The Muslim Brotherhood has big ambitions. Not only are its branches at war with different countries around the world, but now it’s taking on Pepsi.
They’ve been quick to claim bombings across Cairo in recent months, targeting security and police officials, but now Egyptian jihadist group Ansar Bayt al-Maqdis (or ‘Supporters of Jerusalem’) has another target in mind.
A soft drinks giant.
On Friday, the Sinai-based group threatened to attack Pepsi Co. for allegedly allowing the Interior Ministry to use their company vans to transport detainees.
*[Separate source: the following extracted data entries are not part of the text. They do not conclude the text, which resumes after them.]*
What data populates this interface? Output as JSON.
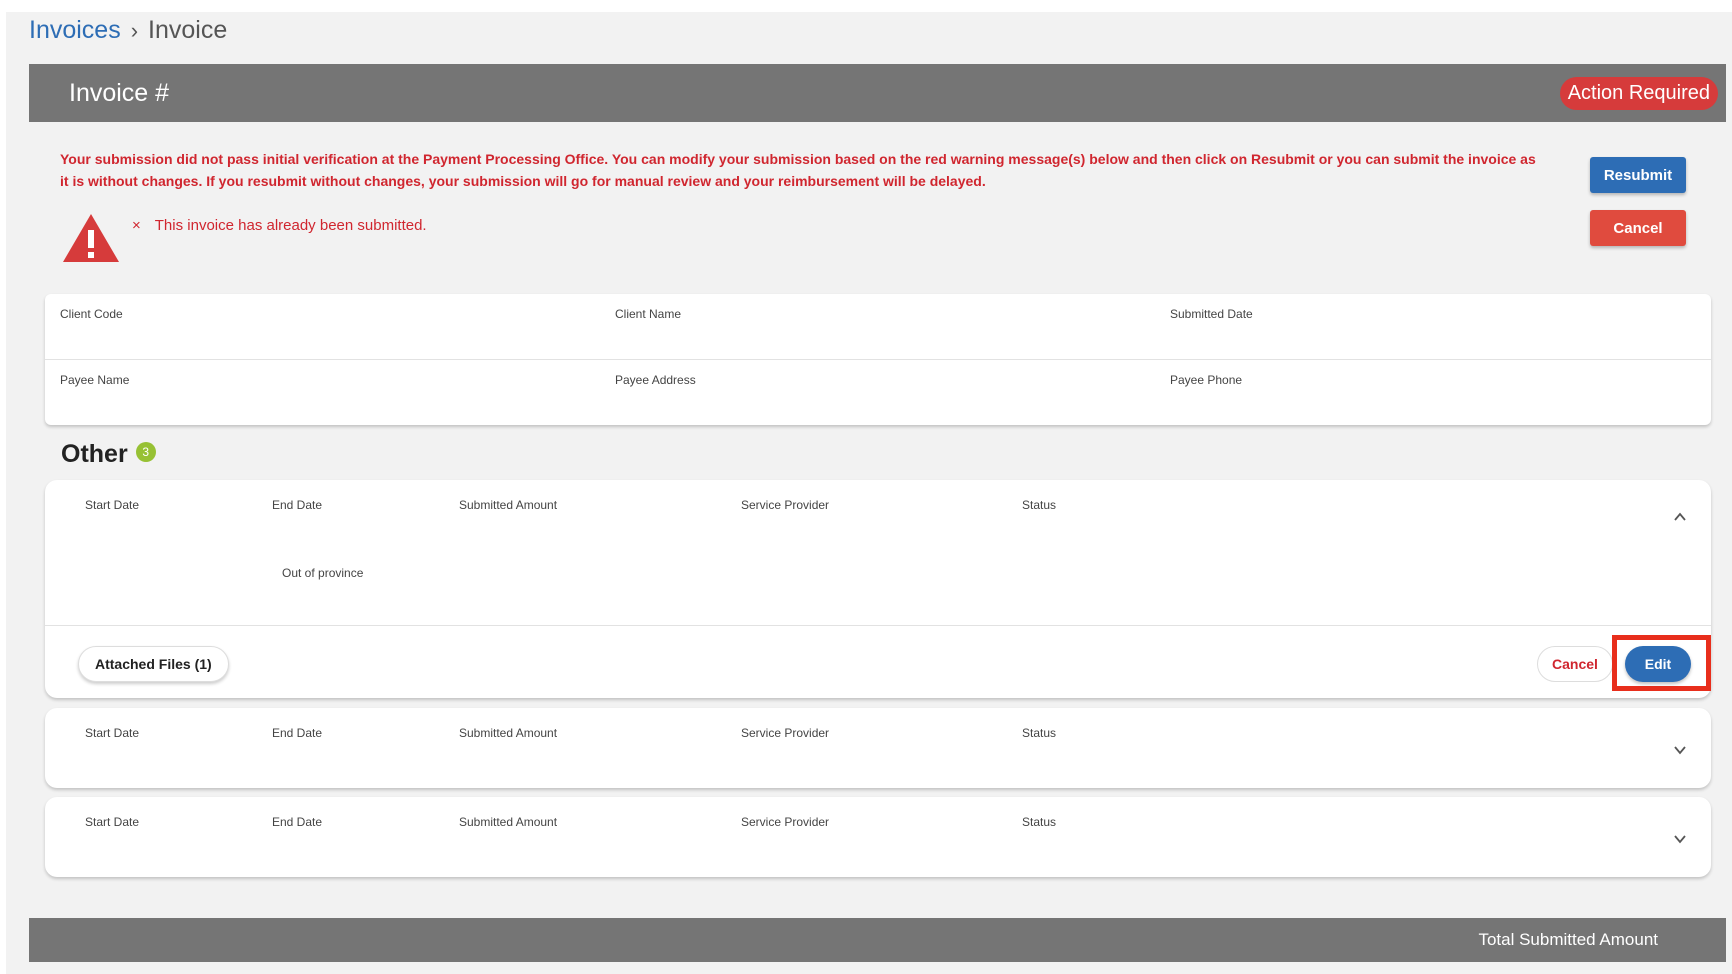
{
  "breadcrumb": {
    "parent": "Invoices",
    "separator": "›",
    "current": "Invoice"
  },
  "header": {
    "title": "Invoice #",
    "status": "Action Required",
    "status_color": "#d63b3b",
    "bar_color": "#757575"
  },
  "alert": {
    "message": "Your submission did not pass initial verification at the Payment Processing Office. You can modify your submission based on the red warning message(s) below and then click on Resubmit or you can submit the invoice as it is without changes. If you resubmit without changes, your submission will go for manual review and your reimbursement will be delayed.",
    "error_mark": "×",
    "error": "This invoice has already been submitted.",
    "icon": "warning-triangle-icon",
    "color": "#d0262f"
  },
  "actions": {
    "resubmit": "Resubmit",
    "cancel": "Cancel"
  },
  "details": {
    "client_code_label": "Client Code",
    "client_name_label": "Client Name",
    "submitted_date_label": "Submitted Date",
    "payee_name_label": "Payee Name",
    "payee_address_label": "Payee Address",
    "payee_phone_label": "Payee Phone"
  },
  "section": {
    "title": "Other",
    "count": "3"
  },
  "columns": {
    "start_date": "Start Date",
    "end_date": "End Date",
    "submitted_amount": "Submitted Amount",
    "service_provider": "Service Provider",
    "status": "Status"
  },
  "line_items": [
    {
      "expanded": true,
      "category": "Out of province",
      "attached_files": "Attached Files (1)",
      "cancel": "Cancel",
      "edit": "Edit"
    },
    {
      "expanded": false
    },
    {
      "expanded": false
    }
  ],
  "footer": {
    "total_label": "Total Submitted Amount"
  },
  "colors": {
    "primary": "#2d6db5",
    "danger": "#e04b3e",
    "badge": "#97c134",
    "highlight": "#e82e1c"
  }
}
“You know who we are and what we can do,” the group addressed the company on Twitter. “This is the last warning and after this, Pepsi Co. can only blame itself. By Allah, we will not tolerate working with the police whatever the client, the amount and status.”
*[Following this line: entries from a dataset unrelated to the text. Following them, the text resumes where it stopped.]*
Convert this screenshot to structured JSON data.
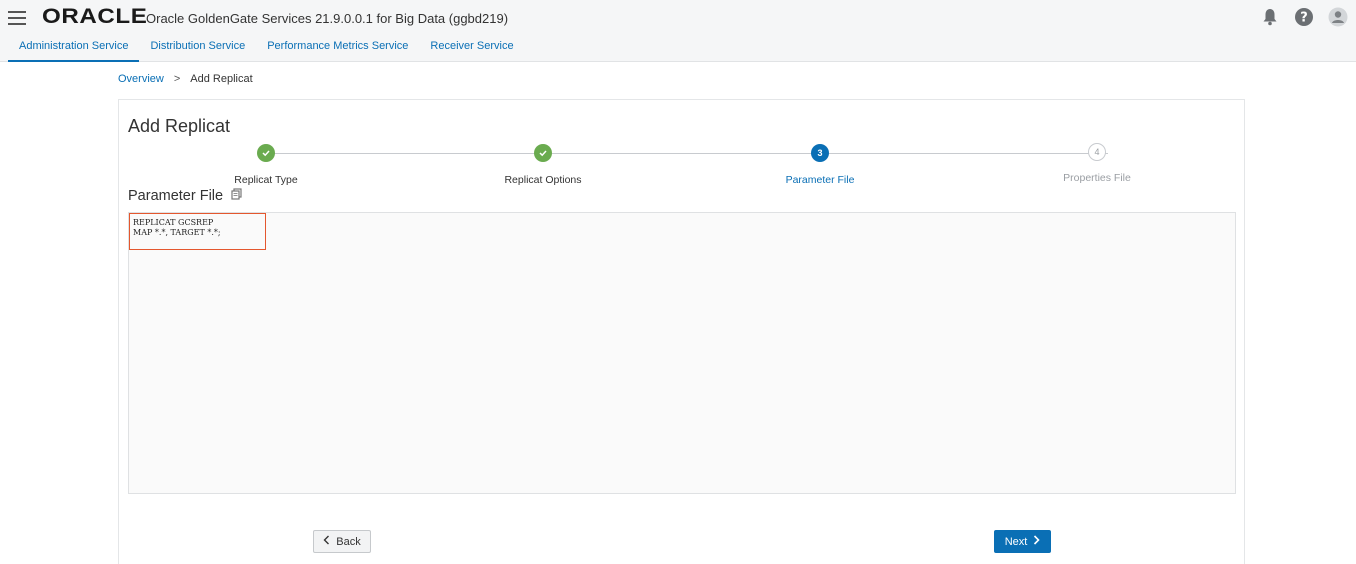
{
  "header": {
    "logo_text": "ORACLE",
    "app_title": "Oracle GoldenGate Services 21.9.0.0.1 for Big Data (ggbd219)",
    "icons": [
      "bell-icon",
      "help-icon",
      "user-icon"
    ]
  },
  "tabs": [
    {
      "label": "Administration Service",
      "active": true
    },
    {
      "label": "Distribution Service",
      "active": false
    },
    {
      "label": "Performance Metrics Service",
      "active": false
    },
    {
      "label": "Receiver Service",
      "active": false
    }
  ],
  "breadcrumb": {
    "overview": "Overview",
    "separator": ">",
    "current": "Add Replicat"
  },
  "page": {
    "title": "Add Replicat"
  },
  "steps": [
    {
      "label": "Replicat Type",
      "status": "complete"
    },
    {
      "label": "Replicat Options",
      "status": "complete"
    },
    {
      "label": "Parameter File",
      "status": "current",
      "number": "3"
    },
    {
      "label": "Properties File",
      "status": "future",
      "number": "4"
    }
  ],
  "parameter_file": {
    "title": "Parameter File",
    "lines": [
      "REPLICAT GCSREP",
      "MAP *.*, TARGET *.*;"
    ]
  },
  "buttons": {
    "back": "Back",
    "next": "Next"
  },
  "colors": {
    "accent": "#0a6fb5",
    "complete": "#6aab4f",
    "highlight": "#e4572e"
  }
}
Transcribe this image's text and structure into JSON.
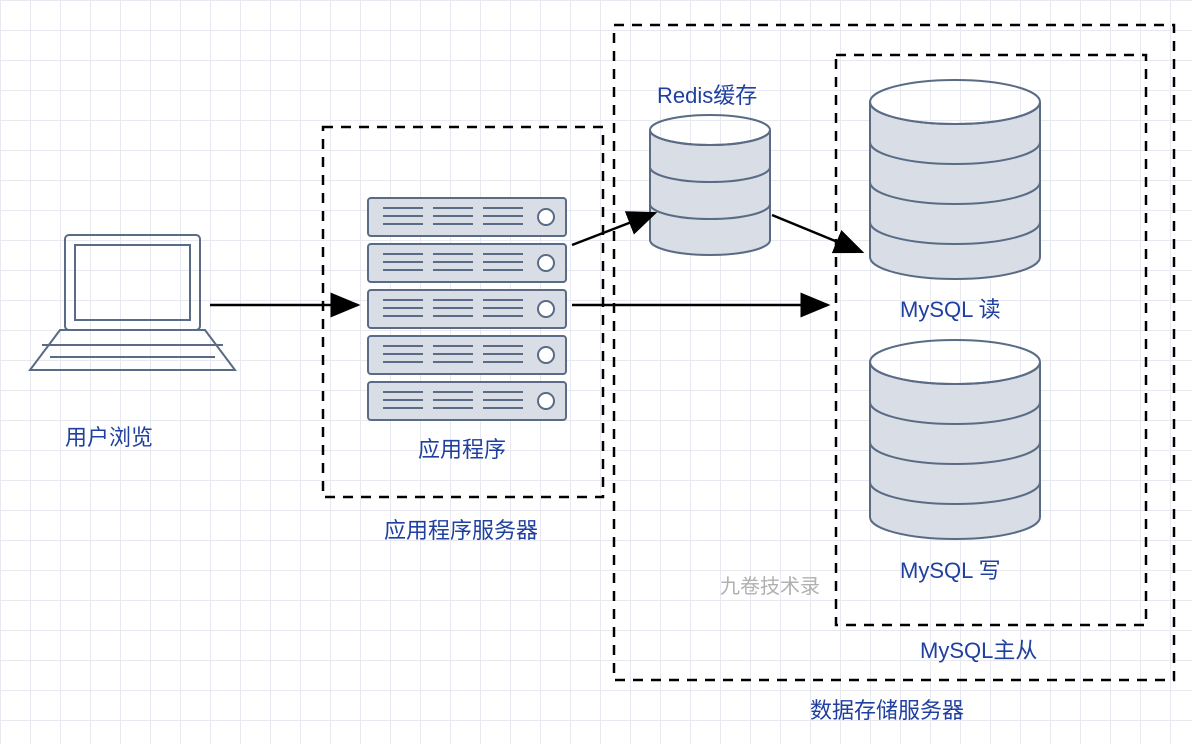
{
  "labels": {
    "user_browse": "用户浏览",
    "app_program": "应用程序",
    "app_server_box": "应用程序服务器",
    "redis": "Redis缓存",
    "mysql_read": "MySQL 读",
    "mysql_write": "MySQL 写",
    "mysql_master_slave": "MySQL主从",
    "data_storage_box": "数据存储服务器",
    "watermark": "九卷技术录"
  },
  "colors": {
    "text": "#2040a0",
    "shape_fill": "#d8dde6",
    "shape_stroke": "#5a6b85",
    "arrow": "#000000",
    "grid": "#e8e8f0"
  },
  "diagram": {
    "nodes": [
      {
        "id": "browser",
        "type": "laptop",
        "label_key": "user_browse"
      },
      {
        "id": "app_server",
        "type": "server",
        "label_key": "app_program",
        "container_label_key": "app_server_box"
      },
      {
        "id": "redis",
        "type": "cylinder",
        "label_key": "redis"
      },
      {
        "id": "mysql_read",
        "type": "cylinder",
        "label_key": "mysql_read"
      },
      {
        "id": "mysql_write",
        "type": "cylinder",
        "label_key": "mysql_write"
      },
      {
        "id": "mysql_cluster",
        "type": "container",
        "label_key": "mysql_master_slave",
        "children": [
          "mysql_read",
          "mysql_write"
        ]
      },
      {
        "id": "data_store",
        "type": "container",
        "label_key": "data_storage_box",
        "children": [
          "redis",
          "mysql_cluster"
        ]
      }
    ],
    "edges": [
      {
        "from": "browser",
        "to": "app_server"
      },
      {
        "from": "app_server",
        "to": "redis"
      },
      {
        "from": "app_server",
        "to": "mysql_read"
      },
      {
        "from": "redis",
        "to": "mysql_read"
      }
    ]
  }
}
Ansar Bayt al-Maqdis is allegedly funded by the Muslim Brotherhood, which makes it another one of many Brotherhood front groups.
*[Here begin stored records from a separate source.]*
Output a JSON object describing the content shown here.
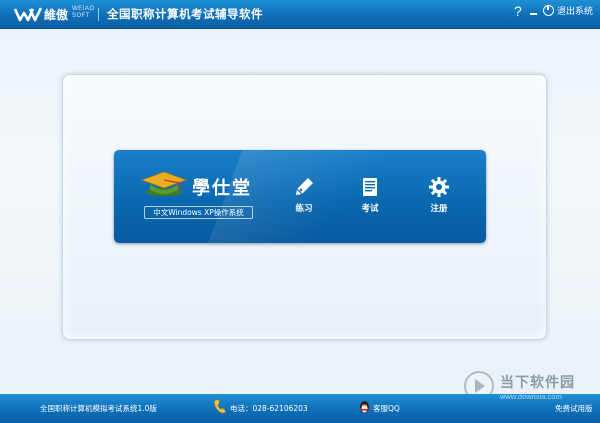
{
  "header": {
    "brand_cn": "維傲",
    "brand_en_line1": "WEIAO",
    "brand_en_line2": "SOFT",
    "title": "全国职称计算机考试辅导软件",
    "help_label": "?",
    "exit_label": "退出系统"
  },
  "main": {
    "app_name": "學仕堂",
    "os_tag": "中文Windows XP操作系统",
    "menu": [
      {
        "label": "练习",
        "icon": "pen-icon"
      },
      {
        "label": "考试",
        "icon": "document-icon"
      },
      {
        "label": "注册",
        "icon": "gear-icon"
      }
    ]
  },
  "footer": {
    "version": "全国职称计算机模拟考试系统1.0版",
    "phone": "电话：028-62106203",
    "qq": "客服QQ",
    "trial": "免费试用版"
  },
  "watermark": {
    "text": "当下软件园",
    "url": "www.downxia.com"
  },
  "colors": {
    "header_blue": "#0f6fb8",
    "menu_blue": "#0a68b0",
    "cap_green": "#5a9a2e",
    "cap_gold": "#e8b020"
  }
}
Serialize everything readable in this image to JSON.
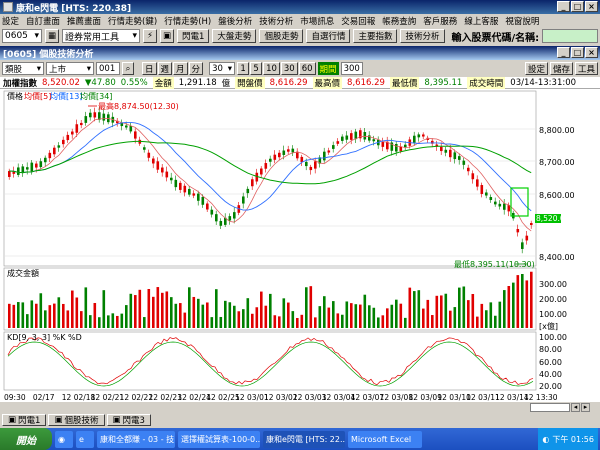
{
  "window": {
    "title": "康和e閃電  [HTS: 220.38]"
  },
  "menu": [
    "設定",
    "自訂畫面",
    "推薦畫面",
    "行情走勢(鍵)",
    "行情走勢(H)",
    "盤後分析",
    "技術分析",
    "市場訊息",
    "交易回報",
    "帳務查詢",
    "客戶服務",
    "線上客服",
    "視窗說明"
  ],
  "toolbar": {
    "code": "0605",
    "tool_select": "證券常用工具",
    "buttons": [
      "閃電1",
      "大盤走勢",
      "個股走勢",
      "自選行情",
      "主要指數",
      "技術分析"
    ],
    "input_label": "輸入股票代碼/名稱:"
  },
  "subwindow": {
    "title": "[0605] 個股技術分析"
  },
  "chartbar": {
    "kind": "類股",
    "market": "上市",
    "index_code": "001",
    "period_buttons": [
      "日",
      "週",
      "月",
      "分"
    ],
    "minute_value": "30",
    "count_buttons": [
      "1",
      "5",
      "10",
      "30",
      "60"
    ],
    "days_label": "期間",
    "days_value": "300",
    "right_buttons": [
      "設定",
      "儲存",
      "工具"
    ]
  },
  "quote": {
    "name": "加權指數",
    "price": "8,520.02",
    "change": "▼47.80",
    "change_pct": "0.55%",
    "amount_label": "金額",
    "amount": "1,291.18",
    "amount_unit": "億",
    "open_label": "開盤價",
    "open": "8,616.29",
    "high_label": "最高價",
    "high": "8,616.29",
    "low_label": "最低價",
    "low": "8,395.11",
    "time_label": "成交時間",
    "time": "03/14-13:31:00"
  },
  "price_panel": {
    "legend": [
      "價格",
      "均價[5]",
      "均價[13]",
      "均價[34]"
    ],
    "high_note": "最高8,874.50(12.30)",
    "low_note": "最低8,395.11(10.30)",
    "right_labels": [
      "8,800.00",
      "8,700.00",
      "8,600.00",
      "8,520.02",
      "8,400.00"
    ],
    "current_box": "8,520.02"
  },
  "volume_panel": {
    "title": "成交金額",
    "right_labels": [
      "300.00",
      "200.00",
      "100.00",
      "[x億]"
    ]
  },
  "kd_panel": {
    "legend": "KD[9, 3, 3]  %K  %D",
    "right_labels": [
      "100.00",
      "80.00",
      "60.00",
      "40.00",
      "20.00"
    ]
  },
  "xaxis": {
    "labels": [
      "09:30",
      "02/17",
      "12 02/18",
      "12 02/21",
      "12 02/22",
      "12 02/23",
      "12 02/24",
      "12 02/25",
      "12 03/01",
      "12 03/02",
      "12 03/03",
      "12 03/04",
      "12 03/07",
      "12 03/08",
      "12 03/09",
      "12 03/10",
      "12 03/11",
      "12 03/14",
      "12 13:30"
    ]
  },
  "mini_tabs": [
    "閃電1",
    "個股技術",
    "閃電3"
  ],
  "taskbar": {
    "start": "開始",
    "tasks": [
      "康和全都賺 - 03 - 技...",
      "選擇權試算表-100-0...",
      "康和e閃電 [HTS: 22...",
      "Microsoft Excel"
    ],
    "clock": "下午 01:56"
  },
  "chart_data": {
    "type": "candlestick",
    "ylim": [
      8300,
      8900
    ],
    "series_names": [
      "價格",
      "均價[5]",
      "均價[13]",
      "均價[34]",
      "成交金額",
      "%K",
      "%D"
    ]
  }
}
Why would the Muslim Brotherhood target Pepsi, aside from the silly detainee stuff which is likely fiction?
Pepsi plays an interesting role in the Egyptian economy. Pepsi bought into the Egyptian Bottling Company which was a state owned enterprise. It did so together with the Saudis. Pepsi is now politically controversial and ubiquitous in Egypt.
So Pepsi has come under various attacks over the years, such as claiming that it’s made out of pig intestines or that a penny from each can is given to Israel.
The story becomes more complicated because Egypt, like most of the Muslim world, is an oligarchy and its economy is dominated by the Egyptian military and the Muslim Brotherhood, both of whom control a variety of civilian companies. A political struggle in Egypt is also economic. Imagine if Tropicana was aligned with the GOP and Minute Maid with the Democrats. We have this to some extent in the US, but our oligarchy hasn’t gotten as bad yet.
But it is a very real issue in Egypt.
It’s likely that the same Brotherhood funding the terror attacks intends to profit from them through destabilizing Pepsi’s virtual monopoly in Egypt.